Notwithstanding the efforts of the parties to assist their respective cases by their filmed reconstructions of various permutations of opening, part opening and side-stepping around the gate, I found those reconstructions to be of limited value. The real difficulty is that in the original footage the claimant is seen only partially, and then only for a second or two. Whilst both parties sought to persuade me that the reconstruction footage supported their interpretation of the original footage, unfortunately I found that the original footage simply did not provide sufficient imagery to afford a sensible comparison. As for the original footage, it seems to me to be more likely that the claimant is shown in the act of sidling around the gate but any judgement on the footage must be marginal only. My ruling on the issue as to how the claimant got on to the tracks is informed by the claimant’s actions before he approached the gate and the sensible inferences to be drawn from those actions.

12.

Having given my ruling on this issue, I was later informed that the claimant sought the approval of the court to discontinue the claim with no order for costs. There were, in reality, no other viable allegations against the defendant. Although the claim included an allegation against the Passenger Support Agent who was on the train which collided with the claimant, this allegation was unlikely to succeed. Setting aside the question of whether there was any breach by that person, it would have been near impossible for the train to be stopped in time to avoid the claimant being hit. I therefore gave my approval to the discontinuance.

13.

Having set out the history of this litigation, even in only brief terms above, I must record my dismay that it was only on day 4 of a trial which had been listed for several months and after litigation had been ongoing for over two years that this litigation was resolved. I make no comment concerning the progress of the litigation before the application to amend the particulars of claim. No doubt there were difficulties arising from disclosure which made it difficult for the claimant’s team to crystallise its case. However, after the application to amend the pleadings had been made, the case was crying out for a pre-trial review before the trial judge. The application was not, as Mr Rawlinson sought to persuade me at one stage, unnecessary because the claim had been adequately particularised.
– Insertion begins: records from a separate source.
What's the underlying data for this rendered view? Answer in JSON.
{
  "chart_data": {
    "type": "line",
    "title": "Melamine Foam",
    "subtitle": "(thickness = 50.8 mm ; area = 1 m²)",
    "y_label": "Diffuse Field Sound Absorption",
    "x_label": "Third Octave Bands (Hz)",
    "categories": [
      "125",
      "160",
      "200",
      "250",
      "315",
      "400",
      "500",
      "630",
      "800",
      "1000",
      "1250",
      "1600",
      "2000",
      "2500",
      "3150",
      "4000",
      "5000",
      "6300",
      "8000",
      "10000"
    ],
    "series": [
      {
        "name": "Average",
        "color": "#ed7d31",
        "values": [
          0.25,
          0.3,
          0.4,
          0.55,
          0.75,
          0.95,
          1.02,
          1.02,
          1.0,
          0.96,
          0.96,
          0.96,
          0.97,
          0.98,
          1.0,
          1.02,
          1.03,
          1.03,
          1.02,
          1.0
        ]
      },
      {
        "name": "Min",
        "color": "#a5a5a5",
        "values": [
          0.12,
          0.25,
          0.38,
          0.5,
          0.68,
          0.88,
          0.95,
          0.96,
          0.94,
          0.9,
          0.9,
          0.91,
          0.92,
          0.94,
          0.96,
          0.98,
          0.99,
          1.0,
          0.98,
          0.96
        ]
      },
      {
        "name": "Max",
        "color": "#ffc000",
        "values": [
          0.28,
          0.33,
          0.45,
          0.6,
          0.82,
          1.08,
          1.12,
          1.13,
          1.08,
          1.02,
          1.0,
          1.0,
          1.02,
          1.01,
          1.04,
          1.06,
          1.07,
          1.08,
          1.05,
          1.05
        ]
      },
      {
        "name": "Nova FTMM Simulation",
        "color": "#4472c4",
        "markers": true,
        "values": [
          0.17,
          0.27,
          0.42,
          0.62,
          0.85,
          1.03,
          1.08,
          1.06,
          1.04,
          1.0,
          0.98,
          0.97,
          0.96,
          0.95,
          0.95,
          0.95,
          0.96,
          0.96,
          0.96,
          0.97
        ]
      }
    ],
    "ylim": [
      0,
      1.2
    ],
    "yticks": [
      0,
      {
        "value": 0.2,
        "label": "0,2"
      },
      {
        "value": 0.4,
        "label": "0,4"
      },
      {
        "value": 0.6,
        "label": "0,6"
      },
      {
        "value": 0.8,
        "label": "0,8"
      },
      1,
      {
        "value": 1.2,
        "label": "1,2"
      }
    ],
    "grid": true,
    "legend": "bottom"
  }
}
If this had been so, then he would not have made the application. This was not an application which tinkered with the outer edges of the claim: the proposed amendments went to the root of the claim. If, as I am informed, there was to be no joint meeting for the purpose of narrowing the issues, then a pre-trial review would have saved some costs and no doubt the claimant’s family much stress and anxiety. Both parties should have ensured that the amendment issue was resolved, or at least case managed, before the beginning of the trial.